My Papaw is a what we call a “homebody.” He was a career prison guard, turned warden, who was quickly moved up the ranks because of his fair policies and his stern demeanor. He held the prisoners and the guards who worked under him to the same standards. I was always told that he had this look about him, and that when his blue eyes would harden everyone would start to behave. In case you were wondering, I was also told that I have his eyes and his mean looks. At some point he was offered a job in Raleigh as the warden of the large state prison. He turned it down. The mountains were his home, and you would have to pry his homestead from his cold, dead hands. My Mema, who has openly and publicly described herself as “her own meth lab,” is the complete opposite. The joke in the family is that she will travel by herself, always inviting him along, but he consistently replies “Martha, you know I can’t. Who is going to stay here and take care of the animals?”

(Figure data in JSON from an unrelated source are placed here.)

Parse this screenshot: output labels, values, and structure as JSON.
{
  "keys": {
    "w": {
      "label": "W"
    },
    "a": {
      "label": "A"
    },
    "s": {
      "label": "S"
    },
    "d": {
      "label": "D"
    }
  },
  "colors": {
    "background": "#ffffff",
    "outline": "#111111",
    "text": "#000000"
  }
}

Along with his eyes, I also inherited this “homebody” nature from him. When I accepted my offer to Chapel Hill, I almost backed out saying “I’m sorry, if I go then who is going to stay here and take care of the animals?” I had to routinely map it out in my head – Chapel Hill for a year and a half, with a summer break in between, and then back to Asheville for the remainder of my education. My mantra quickly became “I can do anything for a year and a half.” To no one’s surprise, I had a very strong dislike for Chapel Hill. It was too flat, too hot, and things were too crowded. It wasn’t home. People who ran the Kenan Scholars program would laugh, saying that they needed me to help them devise a strategy to drag other people like me kicking and screaming from the mountains.
The truth of the matter is that I didn’t ever fully feel like I belonged there. Not only was it not home, but I was in an arena that felt incredibly foreign to me. Here I am, a first-generation college (and medical) student who came from poverty and a no-name undergrad, suddenly surrounded by people who went to ivy league colleges and came from families full of physicians. My accent felt too loud and my clothes too “Asheville.” I was appalled one day when one of my fellow classmates complemented me on my hiking pants, saying that she “also thought about wearing scrubs to this event.”
Coming back to Asheville felt like the biggest celebration of my life. I finally got to see who was joining me here at MAHEC. It was like everyone had self-selected so strategically and my people appeared. In a class of almost 200 students, I found 30 people who suddenly made me feel like I belonged. I didn’t feel the need to stay on the mountain and take care of the animals. To quote our beloved Habiba Ahmed, “I wake up every day and thank God that I’m in Asheville.” Thank you to every single person here at the UNC Asheville campus for making this place feel so much like home.